南海トラフ:30年以内に起こる確率は60〜70%
毎日新聞 2013年05月24日 21時35分(最終更新 05月24日 23時21分)
政府の地震調査委員会(委員長・本蔵義守(ほんくら・よしもり)東工大名誉教授)は24日、南海トラフを震源とする巨大地震の長期評価を見直し、新たに発生確率を公表した。これまでは「東海」「東南海」「南海」の各領域に分けて発表していたが、駿河湾から九州・日向灘までの全域で統一した確率を計算。マグニチュード(M)8〜9クラスの地震が今後30年以内に起こる確率を60〜70%とした。
これまでの確率(今年1月1日)は、30年以内に▽東海88%(M8程度)▽東南海70〜80%(M8.1前後)▽南海60%(M8.4前後)▽日向灘10%(M7.6前後)−−だった。今回、確率を統一したため、東海では見た目の確率が下がり、日向灘では大きく上昇した。
一方で同委員会は、日向灘の領域が単独で地震を起こす可能性もあると指摘。その場合には従来の発生確率(10%)が参考になるとしている。
新たな発生確率は、対象領域を、同時に動きうる最大の範囲に想定。ただし、南海トラフ全域が同時に動いても、一部の領域に限定されても同じ確率で表すこととした。確率計算の基となる、過去の地震の発生領域や地震の規模が多様で、発生パターンを絞り込めないためだ。ある委員は「確率を出さないという意見さえあった」と予測の困難さを説明した。

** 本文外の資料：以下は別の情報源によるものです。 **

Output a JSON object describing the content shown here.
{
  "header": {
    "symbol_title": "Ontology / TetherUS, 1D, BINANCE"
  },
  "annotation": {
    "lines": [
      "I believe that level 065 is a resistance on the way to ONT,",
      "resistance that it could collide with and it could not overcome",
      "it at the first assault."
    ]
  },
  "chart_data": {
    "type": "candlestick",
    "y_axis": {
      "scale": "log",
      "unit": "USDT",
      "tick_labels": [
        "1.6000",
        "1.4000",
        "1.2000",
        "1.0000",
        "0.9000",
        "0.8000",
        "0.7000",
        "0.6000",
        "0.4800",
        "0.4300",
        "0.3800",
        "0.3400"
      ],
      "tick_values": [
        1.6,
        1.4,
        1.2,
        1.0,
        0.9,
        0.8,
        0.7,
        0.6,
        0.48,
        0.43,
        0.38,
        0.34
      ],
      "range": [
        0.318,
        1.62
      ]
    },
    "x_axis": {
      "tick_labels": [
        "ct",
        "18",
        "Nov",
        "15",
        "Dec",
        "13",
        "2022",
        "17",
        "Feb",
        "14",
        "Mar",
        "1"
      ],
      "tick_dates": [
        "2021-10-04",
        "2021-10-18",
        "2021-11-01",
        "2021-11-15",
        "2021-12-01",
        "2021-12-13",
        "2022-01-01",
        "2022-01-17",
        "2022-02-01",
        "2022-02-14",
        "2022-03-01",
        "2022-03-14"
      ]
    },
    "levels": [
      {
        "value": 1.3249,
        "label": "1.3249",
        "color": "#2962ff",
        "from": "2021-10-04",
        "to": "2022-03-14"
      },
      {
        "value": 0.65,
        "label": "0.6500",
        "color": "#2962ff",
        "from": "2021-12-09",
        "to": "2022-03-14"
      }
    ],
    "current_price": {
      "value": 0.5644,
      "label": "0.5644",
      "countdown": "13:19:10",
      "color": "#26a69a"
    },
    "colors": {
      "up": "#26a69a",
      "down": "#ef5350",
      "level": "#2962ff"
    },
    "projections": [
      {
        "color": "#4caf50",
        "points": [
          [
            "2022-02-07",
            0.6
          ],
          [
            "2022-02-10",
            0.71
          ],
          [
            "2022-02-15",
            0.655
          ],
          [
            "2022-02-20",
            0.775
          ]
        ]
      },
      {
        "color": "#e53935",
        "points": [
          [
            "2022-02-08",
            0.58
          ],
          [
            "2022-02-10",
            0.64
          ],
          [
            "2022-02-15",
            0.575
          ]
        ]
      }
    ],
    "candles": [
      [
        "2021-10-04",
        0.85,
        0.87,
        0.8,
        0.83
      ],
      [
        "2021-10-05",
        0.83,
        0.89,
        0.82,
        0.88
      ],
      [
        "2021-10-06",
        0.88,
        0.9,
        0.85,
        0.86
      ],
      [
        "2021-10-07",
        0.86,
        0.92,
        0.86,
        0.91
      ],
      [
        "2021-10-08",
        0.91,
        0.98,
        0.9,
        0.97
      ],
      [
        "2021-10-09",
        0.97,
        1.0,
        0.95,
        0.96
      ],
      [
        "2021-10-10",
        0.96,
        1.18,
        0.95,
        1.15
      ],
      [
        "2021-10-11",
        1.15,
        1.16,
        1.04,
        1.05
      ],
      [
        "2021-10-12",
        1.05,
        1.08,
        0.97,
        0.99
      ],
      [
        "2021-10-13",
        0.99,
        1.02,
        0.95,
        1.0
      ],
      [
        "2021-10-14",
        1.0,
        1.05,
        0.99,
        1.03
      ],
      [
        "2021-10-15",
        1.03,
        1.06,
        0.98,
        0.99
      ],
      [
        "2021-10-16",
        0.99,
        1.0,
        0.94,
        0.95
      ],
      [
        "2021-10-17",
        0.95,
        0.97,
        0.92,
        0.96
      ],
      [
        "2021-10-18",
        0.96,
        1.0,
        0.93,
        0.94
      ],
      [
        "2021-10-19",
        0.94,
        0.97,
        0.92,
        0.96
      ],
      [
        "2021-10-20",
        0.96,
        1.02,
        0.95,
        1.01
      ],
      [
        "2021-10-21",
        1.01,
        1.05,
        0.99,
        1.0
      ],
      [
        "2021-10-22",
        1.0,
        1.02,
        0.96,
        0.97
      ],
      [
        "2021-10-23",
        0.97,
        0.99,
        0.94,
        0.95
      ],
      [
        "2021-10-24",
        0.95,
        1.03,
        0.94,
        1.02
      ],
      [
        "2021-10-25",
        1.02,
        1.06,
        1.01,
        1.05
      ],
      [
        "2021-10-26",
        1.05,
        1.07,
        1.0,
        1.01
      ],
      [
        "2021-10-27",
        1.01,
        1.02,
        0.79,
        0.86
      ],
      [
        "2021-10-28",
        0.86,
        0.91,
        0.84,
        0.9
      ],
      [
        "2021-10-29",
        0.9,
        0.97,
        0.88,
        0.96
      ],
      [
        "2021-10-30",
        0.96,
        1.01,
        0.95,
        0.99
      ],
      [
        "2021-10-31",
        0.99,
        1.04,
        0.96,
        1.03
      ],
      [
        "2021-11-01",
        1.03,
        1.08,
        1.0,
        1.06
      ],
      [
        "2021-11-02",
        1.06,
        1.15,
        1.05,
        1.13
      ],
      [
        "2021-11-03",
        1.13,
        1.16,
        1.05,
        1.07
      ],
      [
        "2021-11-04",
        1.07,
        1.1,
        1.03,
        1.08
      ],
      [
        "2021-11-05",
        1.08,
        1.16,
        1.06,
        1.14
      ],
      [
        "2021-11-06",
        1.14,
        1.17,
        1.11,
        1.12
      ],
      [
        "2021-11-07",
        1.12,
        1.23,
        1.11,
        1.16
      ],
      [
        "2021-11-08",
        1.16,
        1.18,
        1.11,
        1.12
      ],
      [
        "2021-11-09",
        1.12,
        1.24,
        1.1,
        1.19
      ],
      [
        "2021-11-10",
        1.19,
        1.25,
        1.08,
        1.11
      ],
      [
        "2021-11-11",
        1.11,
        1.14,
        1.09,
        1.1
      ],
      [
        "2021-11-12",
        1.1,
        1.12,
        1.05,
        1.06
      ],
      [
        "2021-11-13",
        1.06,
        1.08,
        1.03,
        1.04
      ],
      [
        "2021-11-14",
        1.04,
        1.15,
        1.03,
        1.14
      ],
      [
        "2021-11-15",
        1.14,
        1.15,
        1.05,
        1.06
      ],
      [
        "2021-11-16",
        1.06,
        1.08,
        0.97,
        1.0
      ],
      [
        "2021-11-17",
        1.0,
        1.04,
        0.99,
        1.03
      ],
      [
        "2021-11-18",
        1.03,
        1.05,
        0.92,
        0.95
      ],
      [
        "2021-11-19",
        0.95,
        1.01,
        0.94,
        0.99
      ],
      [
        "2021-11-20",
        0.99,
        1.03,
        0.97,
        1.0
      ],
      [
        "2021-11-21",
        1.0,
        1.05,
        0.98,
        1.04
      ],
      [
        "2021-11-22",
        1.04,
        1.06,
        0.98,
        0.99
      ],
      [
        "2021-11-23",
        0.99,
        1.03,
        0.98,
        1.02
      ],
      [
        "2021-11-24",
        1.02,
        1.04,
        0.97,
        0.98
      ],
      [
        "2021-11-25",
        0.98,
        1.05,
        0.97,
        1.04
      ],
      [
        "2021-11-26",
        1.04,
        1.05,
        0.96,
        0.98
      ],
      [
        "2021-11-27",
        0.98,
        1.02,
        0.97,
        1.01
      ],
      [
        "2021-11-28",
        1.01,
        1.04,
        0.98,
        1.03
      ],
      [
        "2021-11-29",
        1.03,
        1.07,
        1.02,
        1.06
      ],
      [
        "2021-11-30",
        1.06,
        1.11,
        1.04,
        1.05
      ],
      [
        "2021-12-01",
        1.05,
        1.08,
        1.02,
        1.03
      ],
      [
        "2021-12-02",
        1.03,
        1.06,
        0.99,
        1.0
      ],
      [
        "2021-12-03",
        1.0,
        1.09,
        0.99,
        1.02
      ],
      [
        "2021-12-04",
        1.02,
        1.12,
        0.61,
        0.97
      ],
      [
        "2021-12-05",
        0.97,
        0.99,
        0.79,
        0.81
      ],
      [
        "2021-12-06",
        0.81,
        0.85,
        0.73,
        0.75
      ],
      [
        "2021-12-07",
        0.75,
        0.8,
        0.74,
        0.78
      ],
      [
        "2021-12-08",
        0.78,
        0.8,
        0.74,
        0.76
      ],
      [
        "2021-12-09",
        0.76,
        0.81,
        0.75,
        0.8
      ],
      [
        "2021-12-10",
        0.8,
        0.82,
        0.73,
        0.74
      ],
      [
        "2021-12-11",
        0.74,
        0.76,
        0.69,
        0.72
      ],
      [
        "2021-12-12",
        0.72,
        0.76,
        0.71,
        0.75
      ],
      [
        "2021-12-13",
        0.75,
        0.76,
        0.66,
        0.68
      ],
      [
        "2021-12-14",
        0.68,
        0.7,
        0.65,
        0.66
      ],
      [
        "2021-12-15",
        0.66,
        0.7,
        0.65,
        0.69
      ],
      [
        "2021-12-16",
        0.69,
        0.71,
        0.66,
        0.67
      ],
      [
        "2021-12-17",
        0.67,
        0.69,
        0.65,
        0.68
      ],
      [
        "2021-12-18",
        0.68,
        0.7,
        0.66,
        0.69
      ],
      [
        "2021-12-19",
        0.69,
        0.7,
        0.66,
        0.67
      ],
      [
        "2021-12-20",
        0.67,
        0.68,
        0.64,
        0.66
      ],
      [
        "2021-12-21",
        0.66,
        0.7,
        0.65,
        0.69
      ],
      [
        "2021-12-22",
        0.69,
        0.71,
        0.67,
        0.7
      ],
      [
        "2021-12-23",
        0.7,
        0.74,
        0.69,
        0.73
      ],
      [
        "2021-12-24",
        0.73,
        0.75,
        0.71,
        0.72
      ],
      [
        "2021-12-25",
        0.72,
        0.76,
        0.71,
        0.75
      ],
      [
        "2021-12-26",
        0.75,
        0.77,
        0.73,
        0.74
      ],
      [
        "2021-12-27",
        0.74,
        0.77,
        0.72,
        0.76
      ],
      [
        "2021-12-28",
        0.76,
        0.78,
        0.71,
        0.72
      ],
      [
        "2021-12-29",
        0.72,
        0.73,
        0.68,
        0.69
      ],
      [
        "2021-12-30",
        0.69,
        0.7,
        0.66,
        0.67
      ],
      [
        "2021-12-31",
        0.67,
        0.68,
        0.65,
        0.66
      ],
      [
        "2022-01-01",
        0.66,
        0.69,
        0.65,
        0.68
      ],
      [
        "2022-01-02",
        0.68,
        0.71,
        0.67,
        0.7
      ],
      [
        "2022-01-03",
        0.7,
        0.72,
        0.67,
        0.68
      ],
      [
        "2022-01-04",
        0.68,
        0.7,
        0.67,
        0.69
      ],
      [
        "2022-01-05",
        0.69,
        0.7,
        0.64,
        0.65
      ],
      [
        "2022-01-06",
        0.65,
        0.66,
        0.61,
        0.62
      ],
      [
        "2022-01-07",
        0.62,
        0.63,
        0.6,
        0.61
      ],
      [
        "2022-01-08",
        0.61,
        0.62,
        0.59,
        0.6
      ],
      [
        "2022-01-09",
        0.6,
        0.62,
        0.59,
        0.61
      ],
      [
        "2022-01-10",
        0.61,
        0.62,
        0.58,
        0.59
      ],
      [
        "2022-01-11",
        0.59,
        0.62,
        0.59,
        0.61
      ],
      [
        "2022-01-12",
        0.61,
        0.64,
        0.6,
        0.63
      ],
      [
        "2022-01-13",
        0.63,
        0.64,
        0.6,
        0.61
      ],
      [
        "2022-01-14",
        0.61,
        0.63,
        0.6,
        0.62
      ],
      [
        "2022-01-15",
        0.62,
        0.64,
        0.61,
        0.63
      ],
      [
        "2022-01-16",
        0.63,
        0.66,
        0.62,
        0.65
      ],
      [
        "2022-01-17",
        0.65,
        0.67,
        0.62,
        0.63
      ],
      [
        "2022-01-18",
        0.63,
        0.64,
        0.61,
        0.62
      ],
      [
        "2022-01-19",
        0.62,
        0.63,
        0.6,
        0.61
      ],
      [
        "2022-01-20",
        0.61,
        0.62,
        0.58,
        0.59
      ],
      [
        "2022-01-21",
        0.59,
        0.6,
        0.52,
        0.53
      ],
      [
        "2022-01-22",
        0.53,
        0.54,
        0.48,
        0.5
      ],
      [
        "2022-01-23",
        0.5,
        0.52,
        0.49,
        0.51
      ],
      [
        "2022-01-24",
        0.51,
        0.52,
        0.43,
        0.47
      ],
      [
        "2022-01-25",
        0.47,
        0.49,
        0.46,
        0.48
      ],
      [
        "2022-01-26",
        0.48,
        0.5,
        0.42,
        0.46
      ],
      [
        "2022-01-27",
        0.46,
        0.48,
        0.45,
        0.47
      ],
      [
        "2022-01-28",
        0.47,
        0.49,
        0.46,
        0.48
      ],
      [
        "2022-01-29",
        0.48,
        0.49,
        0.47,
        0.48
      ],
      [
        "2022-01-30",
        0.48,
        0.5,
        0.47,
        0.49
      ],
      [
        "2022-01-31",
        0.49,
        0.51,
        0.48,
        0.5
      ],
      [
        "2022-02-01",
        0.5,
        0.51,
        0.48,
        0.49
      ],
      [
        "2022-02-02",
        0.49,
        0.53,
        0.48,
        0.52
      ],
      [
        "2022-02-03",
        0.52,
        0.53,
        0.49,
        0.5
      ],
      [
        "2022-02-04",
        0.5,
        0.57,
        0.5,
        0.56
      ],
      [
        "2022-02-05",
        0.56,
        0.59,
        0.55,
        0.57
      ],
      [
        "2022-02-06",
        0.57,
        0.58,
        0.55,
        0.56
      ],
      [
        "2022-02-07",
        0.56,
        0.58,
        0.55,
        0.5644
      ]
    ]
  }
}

また、東日本大震災を受けて内閣府は昨年、「南海トラフで起こりうる最大級の地震」としてM9.1も想定したが、今回の確率予測には使わなかった。
24日記者会見した本蔵委員長は「評価の手法や数値が変わったが、切迫度が変わるわけではない。むしろ、大きな地震が南海トラフで起こる可能性はかなり高いという認識で、防災を進めるべきだ」と話した。【渡辺諒、飯田和樹】
◇南海トラフ
駿河湾から九州沖にかけて延びる海溝。フィリピン海プレート(岩板)が、日本列島の西半分が乗るユーラシアプレートの下に沈み込んでいる。付近では90〜150年間隔でM8級の地震が発生。直近では、1944年に東南海領域でM7.9、46年に南海領域でM8.0の地震が発生している。